Death row Nigeria

by Sokari on October 22, 2008

in Human Rights, Nigeria

Hundreds of Nigerian prisoners are being held on death row many of whom have been tortured or whose trials were not conducted properly.

“The police are overstretched and under-resourced. Because of this, they rely heavily on confessions to ’solve’ crimes – rather than on expensive investigations,” Ms van Kregten said.

Ledap, the Nigerian legal organisation which co-authored the report, says that under Nigerian law, confessions under torture cannot be used as evidence in court

Judges know that there is widespread torture by the police – and yet they continue to sentence suspects to death based on these confessions, leading to many possibly innocent people being sentenced to death,” Ledap’s national co-ordinator Chino Obiagwu said.

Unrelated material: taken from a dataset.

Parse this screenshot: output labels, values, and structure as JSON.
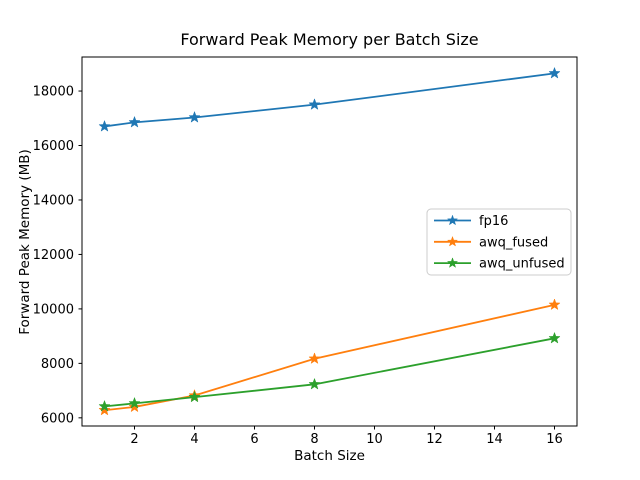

The report ties in with an interview I did last year with Damien Ugwu from the Nigerian Civil Liberties Organisation on torture by police in Nigeria. Damien highlighted the police tendency to target young men, poor people as criminals. The torture statistics are extremely high with 99% of people detained by the police were likely to experience physical or mental torture. Most of the torture is performed by by junior ranking police officers many of whom have not had proper training plus they are under pressure to get results. Although there is no official policy there is a culture of torture with most police stations having a torture chamber and an officer in charge of torture.